Remadnia. Le nom est connu à Marseille. Le nombre relativement important de victimes algériennes s’expliquerait dans la bataille sans merci que se livrent cette famille avec celle des Tir, toutes deux originaires de Kenchela et maillons forts du trafic de drogue marseillais. Un article de l’Express rappelait que la famille Tir, « des Berbères débarqués d’Algérie après 1945 », a enterré cinq des siens depuis 2011 et subit deux tentatives d’assassinats.

« C’est quantitativement le plus gros conflit à Marseille actuellement », avait assuré au journal local La Provence Éric Arella, le chef de la police judiciaire dans la cité phocéenne. Les Tir – soutenus par la famille Berrebouh, des Algériens aussi – et les Remadnia sont pourtant des connaissances de longue date. Leurs morts reposent dans le même cimetière, à Menzel, entre Kenchela, la terre des Tir, et Kais, celle des Remadnia.

Le journal français précise même qu’ils ont une aïeule commune. « Nous avons grandi ensemble, partagé les mêmes cours d’école et les mêmes cages d’escalier, mangé chez les parents des uns et des autres, confie un Remadnia au journal. Mais, quand la drogue et l’argent ont inondé les quartiers, les parentèles se sont divisées ».

Toujours selon le quotidien français, la guerre entre les deux clans aurait débuté avec la séquestration d’un homme du clan Tir et de sa femme à la suite d’un différend entre dealers. Enceinte, la femme aurait perdu le bébé après avoir été frappée. Les Tir allaient se venger et la haine entre les deux familles est devenue aussi viscérale que celle des Capulet et des Montaigu. « Nous ne nous faisons pas d’illusions : ça va continuer à flinguer », indiquait un enquêteur.

Parti pour durer, donc. À Marseille, l’emprise du trafic de drogue est telle que les autorités françaises parlent de « narco-banditisme », un terme qui est utilisé pour évoquer la mafia napolitaine ou celle qui sévit dans certains coins d’Amérique latine.

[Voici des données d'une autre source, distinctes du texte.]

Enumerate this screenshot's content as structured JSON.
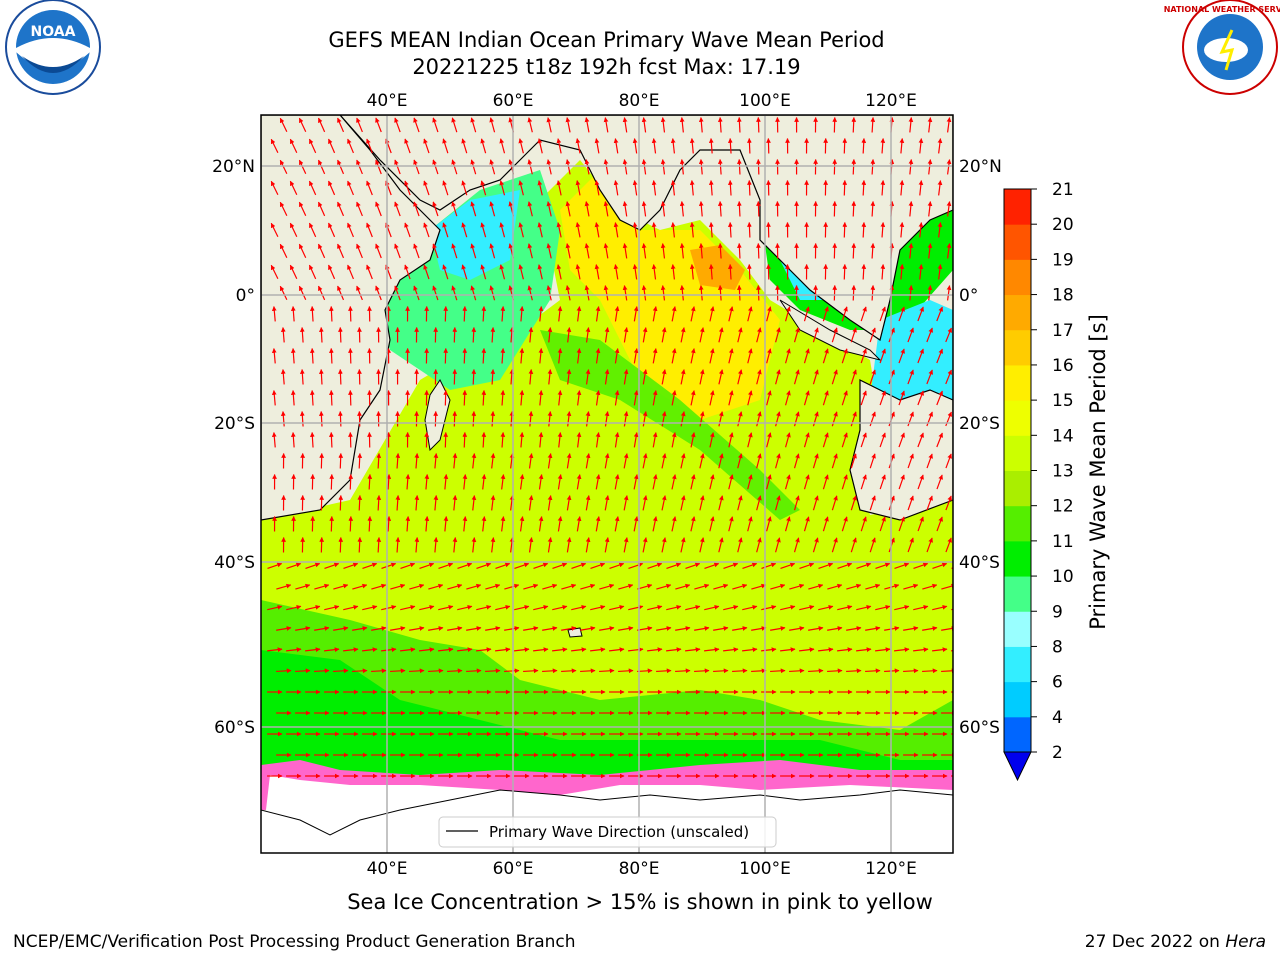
{
  "title": {
    "line1": "GEFS MEAN Indian Ocean Primary Wave Mean Period",
    "line2": "20221225 t18z 192h fcst   Max: 17.19"
  },
  "logos": {
    "left_text": "NOAA",
    "right_text": "NATIONAL WEATHER SERVICE"
  },
  "map": {
    "lon_labels": [
      "40°E",
      "60°E",
      "80°E",
      "100°E",
      "120°E"
    ],
    "lat_labels": [
      "20°N",
      "0°",
      "20°S",
      "40°S",
      "60°S"
    ],
    "legend_label": "Primary Wave Direction (unscaled)"
  },
  "colorbar": {
    "label": "Primary Wave Mean Period [s]",
    "ticks": [
      "2",
      "4",
      "6",
      "8",
      "9",
      "10",
      "11",
      "12",
      "13",
      "14",
      "15",
      "16",
      "17",
      "18",
      "19",
      "20",
      "21"
    ],
    "colors": [
      "#0066ff",
      "#00ccff",
      "#33eeff",
      "#99ffff",
      "#44ff88",
      "#00ee00",
      "#55ee00",
      "#aaee00",
      "#ccff00",
      "#eeff00",
      "#ffee00",
      "#ffcc00",
      "#ffaa00",
      "#ff8800",
      "#ff5500",
      "#ff2200"
    ],
    "extend_color": "#0000ee"
  },
  "caption": "Sea Ice Concentration > 15% is shown in pink to yellow",
  "footer": {
    "left": "NCEP/EMC/Verification Post Processing Product Generation Branch",
    "right_prefix": "27 Dec 2022 on ",
    "right_italic": "Hera"
  }
}
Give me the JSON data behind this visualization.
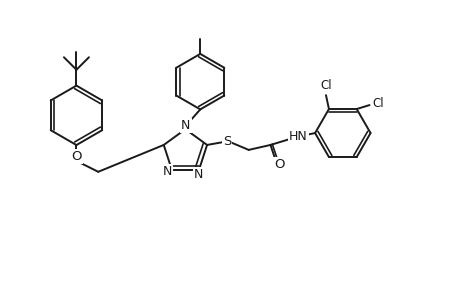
{
  "bg_color": "#ffffff",
  "line_color": "#1a1a1a",
  "line_width": 1.4,
  "font_size": 8.5,
  "figsize": [
    4.6,
    3.0
  ],
  "dpi": 100,
  "xlim": [
    0,
    46
  ],
  "ylim": [
    0,
    30
  ]
}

« À la Castellane, la cité de Zidane, devenue « supermarché de la drogue », un seul plan stup peut générer 60.000 euros de chiffres d’affaires par jour, 23 millions d’euros par an. Le marché est tellement juteux que le milieu dit « traditionnel », ou « corso marseillais », commence à nouer des alliances avec les trafiquants des cités », indiquait dans une interview à L’Obs Marie-France Etchegoin, auteur d’un livre intitulé « Marseille, le roman-vrai ».

Si l’économie de la drogue aspire la jeunesse désœuvrée des quartiers, le sujet se déplace également sur le terrain politique, comme l’assure la journaliste : « On a laissé se développer le trafic parce qu’il assurait une forme de paix sociale dans des quartiers sinistrés. Et puis, on s’est appuyé sur des « leaders », liés à des dealers, pour des campagnes électorales, pour distribuer des subventions. Le clientélisme n’est pas regardant quand il peut rapporter des voix ».